Bitcoin’s wild upside move on April 29 led a veteran trader to rubbish the cryptocurrency’s safe-haven narrative.
Former eToro executive Mati Greenspan said pumping behavior robs bitcoin off its hedging qualities.
He added that the cryptocurrency risks falling because of its record correlations with the U.S. stock market.
When markets fall drastically, investors extract their money out of risk assets and put them in safe-havens. The primary purpose behind capital migration is to weather a financial storm. Safe-havens tend to offer just that by preserving the value of an investment portfolio.

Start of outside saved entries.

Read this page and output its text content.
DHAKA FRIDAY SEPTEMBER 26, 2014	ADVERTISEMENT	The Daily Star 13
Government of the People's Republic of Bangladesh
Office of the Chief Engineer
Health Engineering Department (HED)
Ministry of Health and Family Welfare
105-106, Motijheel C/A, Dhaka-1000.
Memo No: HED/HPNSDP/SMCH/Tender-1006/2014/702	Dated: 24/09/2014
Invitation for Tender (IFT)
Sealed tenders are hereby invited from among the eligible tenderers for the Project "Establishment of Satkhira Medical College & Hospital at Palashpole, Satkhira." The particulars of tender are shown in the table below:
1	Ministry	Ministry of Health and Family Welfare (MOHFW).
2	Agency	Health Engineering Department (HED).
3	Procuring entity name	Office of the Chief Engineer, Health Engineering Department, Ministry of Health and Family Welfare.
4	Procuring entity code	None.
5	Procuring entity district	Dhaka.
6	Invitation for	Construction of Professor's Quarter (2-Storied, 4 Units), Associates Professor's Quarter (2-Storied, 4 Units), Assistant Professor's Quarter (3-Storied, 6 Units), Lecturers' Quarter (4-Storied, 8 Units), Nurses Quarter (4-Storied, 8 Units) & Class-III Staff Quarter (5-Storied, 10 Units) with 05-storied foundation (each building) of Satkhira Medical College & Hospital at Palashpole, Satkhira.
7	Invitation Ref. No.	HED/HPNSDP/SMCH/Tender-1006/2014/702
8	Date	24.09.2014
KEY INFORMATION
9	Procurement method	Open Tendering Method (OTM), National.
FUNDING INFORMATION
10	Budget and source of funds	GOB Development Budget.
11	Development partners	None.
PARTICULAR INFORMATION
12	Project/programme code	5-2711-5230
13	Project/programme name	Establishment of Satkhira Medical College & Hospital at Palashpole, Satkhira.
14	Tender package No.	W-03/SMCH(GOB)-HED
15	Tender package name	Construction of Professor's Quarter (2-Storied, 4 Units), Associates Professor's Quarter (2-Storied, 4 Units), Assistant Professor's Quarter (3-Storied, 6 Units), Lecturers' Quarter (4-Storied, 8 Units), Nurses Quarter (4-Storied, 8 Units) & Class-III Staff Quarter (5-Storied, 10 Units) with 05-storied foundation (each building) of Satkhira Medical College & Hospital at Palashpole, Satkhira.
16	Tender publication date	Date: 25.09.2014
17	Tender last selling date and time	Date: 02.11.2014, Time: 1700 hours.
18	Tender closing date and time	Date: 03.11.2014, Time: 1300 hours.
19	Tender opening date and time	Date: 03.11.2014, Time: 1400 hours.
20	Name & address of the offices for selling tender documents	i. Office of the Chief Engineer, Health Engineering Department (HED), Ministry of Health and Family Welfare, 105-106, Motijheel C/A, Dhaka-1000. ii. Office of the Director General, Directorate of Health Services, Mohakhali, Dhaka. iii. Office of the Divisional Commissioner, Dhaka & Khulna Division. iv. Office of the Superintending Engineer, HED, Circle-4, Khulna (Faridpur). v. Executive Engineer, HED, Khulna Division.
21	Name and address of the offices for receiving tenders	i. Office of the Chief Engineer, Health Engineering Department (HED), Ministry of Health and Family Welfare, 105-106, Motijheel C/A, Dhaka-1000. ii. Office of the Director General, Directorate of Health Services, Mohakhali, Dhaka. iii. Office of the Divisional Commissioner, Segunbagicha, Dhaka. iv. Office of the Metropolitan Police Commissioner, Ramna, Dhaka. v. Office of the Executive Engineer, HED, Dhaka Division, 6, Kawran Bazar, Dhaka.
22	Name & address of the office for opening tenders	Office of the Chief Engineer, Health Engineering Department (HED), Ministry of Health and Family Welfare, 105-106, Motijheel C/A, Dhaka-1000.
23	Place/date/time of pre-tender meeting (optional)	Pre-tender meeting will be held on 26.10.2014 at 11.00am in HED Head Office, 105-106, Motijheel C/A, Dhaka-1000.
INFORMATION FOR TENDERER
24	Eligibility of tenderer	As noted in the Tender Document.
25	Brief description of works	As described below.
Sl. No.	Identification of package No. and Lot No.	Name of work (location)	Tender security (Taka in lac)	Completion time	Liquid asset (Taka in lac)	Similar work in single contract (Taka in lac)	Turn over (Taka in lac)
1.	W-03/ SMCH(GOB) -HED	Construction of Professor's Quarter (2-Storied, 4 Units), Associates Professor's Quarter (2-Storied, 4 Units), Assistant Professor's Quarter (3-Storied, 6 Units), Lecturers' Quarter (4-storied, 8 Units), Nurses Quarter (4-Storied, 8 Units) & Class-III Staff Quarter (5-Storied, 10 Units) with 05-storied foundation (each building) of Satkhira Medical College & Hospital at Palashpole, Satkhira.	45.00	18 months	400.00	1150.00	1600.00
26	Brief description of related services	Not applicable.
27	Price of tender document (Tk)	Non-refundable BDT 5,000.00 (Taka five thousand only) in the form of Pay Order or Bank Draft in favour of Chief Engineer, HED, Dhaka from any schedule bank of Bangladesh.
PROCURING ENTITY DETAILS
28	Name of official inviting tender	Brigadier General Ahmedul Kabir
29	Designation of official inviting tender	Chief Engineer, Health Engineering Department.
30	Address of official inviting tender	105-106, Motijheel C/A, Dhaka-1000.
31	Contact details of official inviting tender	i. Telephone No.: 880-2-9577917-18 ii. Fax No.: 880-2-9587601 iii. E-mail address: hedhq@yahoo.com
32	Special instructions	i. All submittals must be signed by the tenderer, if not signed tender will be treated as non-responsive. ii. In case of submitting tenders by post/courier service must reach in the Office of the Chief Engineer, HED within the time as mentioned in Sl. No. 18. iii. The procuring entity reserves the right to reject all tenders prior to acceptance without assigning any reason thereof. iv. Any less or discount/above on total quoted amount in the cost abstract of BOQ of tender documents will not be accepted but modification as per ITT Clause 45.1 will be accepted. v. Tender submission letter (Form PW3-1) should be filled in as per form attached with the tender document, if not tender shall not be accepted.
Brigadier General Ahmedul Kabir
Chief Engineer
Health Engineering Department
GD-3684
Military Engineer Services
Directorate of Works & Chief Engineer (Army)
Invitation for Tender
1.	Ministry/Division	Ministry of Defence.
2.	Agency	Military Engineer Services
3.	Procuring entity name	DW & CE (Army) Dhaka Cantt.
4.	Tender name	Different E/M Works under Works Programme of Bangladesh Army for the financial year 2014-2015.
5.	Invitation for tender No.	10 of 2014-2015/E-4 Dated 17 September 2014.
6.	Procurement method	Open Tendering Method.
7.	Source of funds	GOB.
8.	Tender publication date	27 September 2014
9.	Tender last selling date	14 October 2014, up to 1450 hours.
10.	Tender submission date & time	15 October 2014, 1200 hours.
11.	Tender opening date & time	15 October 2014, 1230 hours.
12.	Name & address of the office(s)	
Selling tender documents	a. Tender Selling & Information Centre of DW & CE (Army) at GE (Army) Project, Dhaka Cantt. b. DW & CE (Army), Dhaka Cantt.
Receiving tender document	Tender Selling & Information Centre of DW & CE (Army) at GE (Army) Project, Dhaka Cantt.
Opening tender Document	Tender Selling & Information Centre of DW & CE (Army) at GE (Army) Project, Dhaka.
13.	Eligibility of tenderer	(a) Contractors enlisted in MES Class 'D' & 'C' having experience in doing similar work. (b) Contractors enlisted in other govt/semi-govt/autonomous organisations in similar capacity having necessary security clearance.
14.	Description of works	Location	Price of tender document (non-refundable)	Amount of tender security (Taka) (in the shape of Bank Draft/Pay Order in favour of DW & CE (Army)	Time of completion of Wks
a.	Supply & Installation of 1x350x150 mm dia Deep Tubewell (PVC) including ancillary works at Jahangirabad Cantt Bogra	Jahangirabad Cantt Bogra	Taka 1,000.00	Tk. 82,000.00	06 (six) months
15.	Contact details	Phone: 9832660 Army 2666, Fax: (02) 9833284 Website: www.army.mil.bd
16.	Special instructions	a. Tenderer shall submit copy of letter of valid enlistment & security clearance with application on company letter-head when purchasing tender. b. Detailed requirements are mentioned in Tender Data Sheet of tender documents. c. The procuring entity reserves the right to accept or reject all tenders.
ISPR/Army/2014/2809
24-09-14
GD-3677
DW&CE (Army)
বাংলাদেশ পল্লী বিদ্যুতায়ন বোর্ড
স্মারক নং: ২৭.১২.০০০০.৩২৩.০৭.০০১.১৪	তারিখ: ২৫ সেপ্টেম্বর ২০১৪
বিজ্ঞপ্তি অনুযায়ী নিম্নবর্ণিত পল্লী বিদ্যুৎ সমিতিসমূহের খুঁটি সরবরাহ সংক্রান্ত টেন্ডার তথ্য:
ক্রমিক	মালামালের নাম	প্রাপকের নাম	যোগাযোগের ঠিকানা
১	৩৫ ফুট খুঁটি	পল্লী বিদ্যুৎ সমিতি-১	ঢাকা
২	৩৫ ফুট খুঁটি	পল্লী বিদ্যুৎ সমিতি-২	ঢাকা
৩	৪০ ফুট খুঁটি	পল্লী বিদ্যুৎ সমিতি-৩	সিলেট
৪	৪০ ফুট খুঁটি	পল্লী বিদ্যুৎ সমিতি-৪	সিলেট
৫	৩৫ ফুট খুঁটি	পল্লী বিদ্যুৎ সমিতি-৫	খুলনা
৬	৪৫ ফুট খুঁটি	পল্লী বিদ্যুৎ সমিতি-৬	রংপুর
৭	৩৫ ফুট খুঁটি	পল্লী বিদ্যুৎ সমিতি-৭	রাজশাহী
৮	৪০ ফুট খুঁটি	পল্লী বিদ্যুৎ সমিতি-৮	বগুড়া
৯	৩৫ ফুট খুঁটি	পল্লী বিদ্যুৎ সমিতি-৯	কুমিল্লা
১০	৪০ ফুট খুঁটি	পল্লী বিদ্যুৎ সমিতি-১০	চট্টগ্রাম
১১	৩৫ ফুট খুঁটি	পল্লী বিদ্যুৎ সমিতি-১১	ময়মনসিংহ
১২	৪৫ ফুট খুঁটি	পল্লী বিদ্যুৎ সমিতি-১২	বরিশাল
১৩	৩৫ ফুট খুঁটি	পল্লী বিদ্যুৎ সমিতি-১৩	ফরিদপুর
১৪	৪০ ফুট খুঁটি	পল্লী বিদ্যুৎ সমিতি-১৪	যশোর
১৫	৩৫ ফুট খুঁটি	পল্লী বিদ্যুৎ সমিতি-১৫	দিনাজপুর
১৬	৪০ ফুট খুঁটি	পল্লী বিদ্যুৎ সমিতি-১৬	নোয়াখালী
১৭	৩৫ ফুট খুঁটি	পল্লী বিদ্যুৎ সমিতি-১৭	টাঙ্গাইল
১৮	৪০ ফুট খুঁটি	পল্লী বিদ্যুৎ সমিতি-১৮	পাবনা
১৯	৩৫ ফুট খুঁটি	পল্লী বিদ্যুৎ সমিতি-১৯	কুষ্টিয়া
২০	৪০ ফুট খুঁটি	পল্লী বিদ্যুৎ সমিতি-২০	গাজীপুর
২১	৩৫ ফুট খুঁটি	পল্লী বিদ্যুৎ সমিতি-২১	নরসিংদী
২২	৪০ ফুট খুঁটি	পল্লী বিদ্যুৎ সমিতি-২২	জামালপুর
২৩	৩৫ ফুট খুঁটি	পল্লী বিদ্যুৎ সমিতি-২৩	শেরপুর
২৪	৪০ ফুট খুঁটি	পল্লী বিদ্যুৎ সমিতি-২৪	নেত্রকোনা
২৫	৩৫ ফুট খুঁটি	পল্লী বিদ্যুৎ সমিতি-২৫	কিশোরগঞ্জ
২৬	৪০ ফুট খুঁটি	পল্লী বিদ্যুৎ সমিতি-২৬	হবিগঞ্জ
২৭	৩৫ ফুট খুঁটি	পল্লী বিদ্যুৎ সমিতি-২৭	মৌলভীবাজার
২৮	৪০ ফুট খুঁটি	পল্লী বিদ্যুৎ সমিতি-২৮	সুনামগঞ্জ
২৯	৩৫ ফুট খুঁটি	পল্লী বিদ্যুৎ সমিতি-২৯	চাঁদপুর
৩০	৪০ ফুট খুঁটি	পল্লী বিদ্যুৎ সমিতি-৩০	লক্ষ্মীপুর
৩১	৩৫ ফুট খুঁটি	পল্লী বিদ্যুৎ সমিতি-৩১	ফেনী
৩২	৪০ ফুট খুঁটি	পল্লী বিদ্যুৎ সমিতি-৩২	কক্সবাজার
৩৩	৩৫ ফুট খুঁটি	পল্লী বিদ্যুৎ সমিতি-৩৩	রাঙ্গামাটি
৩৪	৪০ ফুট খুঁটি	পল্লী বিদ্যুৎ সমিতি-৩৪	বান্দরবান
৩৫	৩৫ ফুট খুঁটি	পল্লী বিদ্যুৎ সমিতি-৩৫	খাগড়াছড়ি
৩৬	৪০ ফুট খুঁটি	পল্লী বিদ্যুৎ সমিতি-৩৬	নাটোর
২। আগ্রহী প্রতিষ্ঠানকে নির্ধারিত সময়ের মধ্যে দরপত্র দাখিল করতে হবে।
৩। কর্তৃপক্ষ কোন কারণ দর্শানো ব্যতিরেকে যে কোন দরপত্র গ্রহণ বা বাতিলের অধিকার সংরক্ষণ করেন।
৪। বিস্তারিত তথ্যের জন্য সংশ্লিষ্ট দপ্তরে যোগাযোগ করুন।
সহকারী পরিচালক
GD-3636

Over the years, Bitcoin has emerged as a safe-haven asset, at least according to investors that put it in the same ranks of gold and high-rated government bonds. But as the cryptocurrency comes face to face with its first full-fledged financial crisis in 2020, it has switched sides to become a risk-on asset.
No Bitcoin Hedging
Veteran trader Mati Greenspan recalled bitcoin’s wild upside move on April 29 and compared it with a similar trend in the U.S. stock market. The Quantum Economics’ founder said the cryptocurrency rose by 13 percent on the day stocks surged 3 percent. Calling it a “fantastic performance,” he noted that a safe-haven bitcoin could have held its prices instead.
“Sorry to disappoint,” said Mr. Greenspan, “but a 13% pump on a day that stocks are going up shows that it’s being used as a vehicle for speculation and not as a refuge for safety.”
Bitcoin and S&P 500’s correlation grew amidst the fast-spreading Coronavirus pandemic | Source: TradingView.com
Charts spotted a similar correlation on March 9. The day saw stock markets collapsing to record lows, and oil trimming its prices by a fifth. Traditionally perceived safe-haven Gold smashed its seven-year high to close above $1,700.
But bitcoin chose to side with stocks and fell about 9.5 percent, crashing below $8,000 for the first time since January 2020.
The Cash Punch
Mr. Greenspan noted that the Bitcoin market is carrying a similar risk as that of the stock market. Investors put money into them when they are optimistic enough to secure decent profits. Meanwhile, a fearful day leads them to withdraw their position from both bitcoin and stock markets. Hence, they rise and fall in sync.
But to defenders, it is too soon to rubbish Bitcoin’s safe-haven narrative. Morgan Creek Digital’s Co-founder Anthony Pompliano, aka Pomp, noted all the traditional and modern markets, including Gold, fell victim to the liquidity crisis. Investors need cash more than anything else during a pandemic-led economy meltdown.
Pomp shifted focus to the financial crisis of 2008, recalling how the metal markets suffered major losses even as the stock market was crashing. Even then, investors were hunting for cash liquidity. Nevertheless, all the markets headed higher after the Federal Reserved recapitalized the banking sector.
The price of gold almost tripled between 2006 and 2011, reminded Pomp, adding that the same is going to happen to Bitcoin after the Coronavirus crisis is over.
“Both gold and Bitcoin should do incredibly well during this time period,” he said.